Build with compliance from the very beginning
Regulatory compliance is one of the core pains in AI for healthcare. However, reliable development companies that specialize in the healthcare industry have found the solution. HIPAA, FDA guidelines, PHIPA/PIPEDA, and provincial or state regulations must be inherent in the architecture building process from the very beginning. If you try to incorporate compliance after development, you can inflict unnecessary risks, delays, and expensive redesigns.
Igor Omelianchuk notes:
“With the right architecture and safeguards, cloud and AI solutions can be just as compliant and secure as older on-premises systems, or even more secure.”
Andrew Lychuk adds:
“Healthcare companies don’t need just developers. They need partners who understand how to modernize without breaking compliance and who can bring compliance experts, making the best use of modern technologies and guiding them through the entire process.”
Use flexible, modern architecture
To accommodate smart tools, your system must be adaptable, scalable, and ensure effortless integrations. Legacy systems are rigid and cannot handle real-time data streams or continual upgrades.

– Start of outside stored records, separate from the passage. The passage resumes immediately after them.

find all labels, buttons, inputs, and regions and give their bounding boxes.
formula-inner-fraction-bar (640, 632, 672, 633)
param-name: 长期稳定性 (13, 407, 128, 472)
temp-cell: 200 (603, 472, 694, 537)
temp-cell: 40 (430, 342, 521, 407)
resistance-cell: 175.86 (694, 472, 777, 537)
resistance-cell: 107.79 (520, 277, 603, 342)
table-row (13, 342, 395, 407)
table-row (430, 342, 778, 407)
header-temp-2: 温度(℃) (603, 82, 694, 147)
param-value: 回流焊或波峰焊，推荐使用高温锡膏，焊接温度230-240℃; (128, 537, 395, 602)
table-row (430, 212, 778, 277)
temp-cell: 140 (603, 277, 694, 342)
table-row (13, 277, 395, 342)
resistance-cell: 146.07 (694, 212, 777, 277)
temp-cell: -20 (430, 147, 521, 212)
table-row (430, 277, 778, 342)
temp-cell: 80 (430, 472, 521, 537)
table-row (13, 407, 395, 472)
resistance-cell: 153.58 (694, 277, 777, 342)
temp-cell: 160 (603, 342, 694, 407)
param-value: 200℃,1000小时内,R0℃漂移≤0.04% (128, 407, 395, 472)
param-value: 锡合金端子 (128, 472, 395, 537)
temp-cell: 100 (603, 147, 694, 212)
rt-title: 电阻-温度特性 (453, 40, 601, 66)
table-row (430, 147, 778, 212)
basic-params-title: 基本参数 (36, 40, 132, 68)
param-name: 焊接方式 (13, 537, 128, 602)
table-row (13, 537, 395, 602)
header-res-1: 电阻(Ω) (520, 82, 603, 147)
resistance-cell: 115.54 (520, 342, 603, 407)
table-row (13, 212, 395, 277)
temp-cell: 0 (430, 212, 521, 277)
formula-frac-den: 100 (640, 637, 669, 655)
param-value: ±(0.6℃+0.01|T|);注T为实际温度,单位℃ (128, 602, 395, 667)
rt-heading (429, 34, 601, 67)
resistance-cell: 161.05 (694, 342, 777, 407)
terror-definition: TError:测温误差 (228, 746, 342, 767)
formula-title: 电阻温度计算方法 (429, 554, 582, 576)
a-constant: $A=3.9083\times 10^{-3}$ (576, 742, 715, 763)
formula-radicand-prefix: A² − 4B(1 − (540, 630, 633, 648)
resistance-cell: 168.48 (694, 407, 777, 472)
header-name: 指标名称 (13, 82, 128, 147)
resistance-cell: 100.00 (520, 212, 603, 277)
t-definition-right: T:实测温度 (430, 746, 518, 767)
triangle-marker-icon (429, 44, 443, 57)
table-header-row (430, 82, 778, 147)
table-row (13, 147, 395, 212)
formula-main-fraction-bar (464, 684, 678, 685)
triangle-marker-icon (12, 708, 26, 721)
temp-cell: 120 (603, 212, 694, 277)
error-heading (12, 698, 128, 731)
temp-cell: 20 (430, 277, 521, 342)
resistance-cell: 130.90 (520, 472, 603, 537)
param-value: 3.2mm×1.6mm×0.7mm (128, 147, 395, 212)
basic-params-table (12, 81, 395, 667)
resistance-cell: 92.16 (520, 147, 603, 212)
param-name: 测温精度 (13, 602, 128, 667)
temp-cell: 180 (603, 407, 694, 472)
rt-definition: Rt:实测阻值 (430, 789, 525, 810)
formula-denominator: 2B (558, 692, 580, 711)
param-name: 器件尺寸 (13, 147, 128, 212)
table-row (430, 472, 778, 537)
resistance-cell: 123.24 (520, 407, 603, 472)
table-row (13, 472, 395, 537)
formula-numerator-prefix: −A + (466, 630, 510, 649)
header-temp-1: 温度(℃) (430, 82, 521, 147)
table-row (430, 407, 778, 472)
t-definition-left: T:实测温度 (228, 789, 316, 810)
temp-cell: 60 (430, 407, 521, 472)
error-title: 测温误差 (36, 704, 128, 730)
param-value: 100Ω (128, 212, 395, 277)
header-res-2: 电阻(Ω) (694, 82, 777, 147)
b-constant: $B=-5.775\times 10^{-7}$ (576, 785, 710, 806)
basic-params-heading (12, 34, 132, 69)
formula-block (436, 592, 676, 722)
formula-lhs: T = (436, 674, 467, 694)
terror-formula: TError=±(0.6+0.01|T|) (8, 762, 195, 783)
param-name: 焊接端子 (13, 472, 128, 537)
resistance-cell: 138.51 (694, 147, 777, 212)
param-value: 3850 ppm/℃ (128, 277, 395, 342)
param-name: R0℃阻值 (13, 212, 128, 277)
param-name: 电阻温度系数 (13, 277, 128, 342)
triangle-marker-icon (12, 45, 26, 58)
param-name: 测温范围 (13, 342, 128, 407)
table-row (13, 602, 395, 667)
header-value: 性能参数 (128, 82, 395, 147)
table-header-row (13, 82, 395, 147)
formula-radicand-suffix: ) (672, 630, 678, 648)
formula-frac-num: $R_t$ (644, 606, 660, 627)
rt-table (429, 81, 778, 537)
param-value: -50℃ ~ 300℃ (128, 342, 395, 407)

That’s where strategic modernization enters the scene. The transformation to modular services, clean APIs, and cloud readiness guarantees that AI will operate properly and safely evolve with organizational or regulatory changes.
Ultimately, a strong AI strategy is much more than adding advanced tools.
It’s an ongoing effort that implies a deep correspondence with real needs, and combines continual industry monitoring, analyzing trends and regulations, and actively assessing the existing systems with their vulnerabilities and flaws.
Artificial Intelligence technology in healthcare can lead to extraordinary progress, but only with an appropriate foundation. The ability to address actual issues, system modernization, data readiness, built-in compliance, and human oversight are the necessary components of meaningful AI implementation.
Outdated systems, fragmented data, and vague compliance are some of the reasons why innovation slows down.
As Jason Merrick points out, organizations are often “building on top of a bad foundation” while rushing toward AI. If the system is not updated for AI adoption and the data isn’t properly structured, even the most advanced intelligent tools will perform poorly sooner or later.
Andrew Lychuk highlights security and compliance aspects:
“Existing systems already have certain security risks. To rewrite them and create new ones, the development team needs to go through a compliance audit or check all the functionality through a compliance angle.”
Integrating compliance into every development stage is crucial in this sense, as it helps prevent risks and eliminate uncertainty.
And above all, AI technologies in healthcare must be implemented under human control. Smart tools can accelerate documentation, triage, operations, and analysis, but they must never supersede clinical judgment. Diagnoses, prescriptions, and medical decisions must be made by qualified professionals.
The benefits of AI in medicine and healthcare can be maximized through a comprehensive approach and continual effort. Find the real problem to solve, reinforce the foundation, modernize strategically, and let AI strengthen medical experts who care for patients.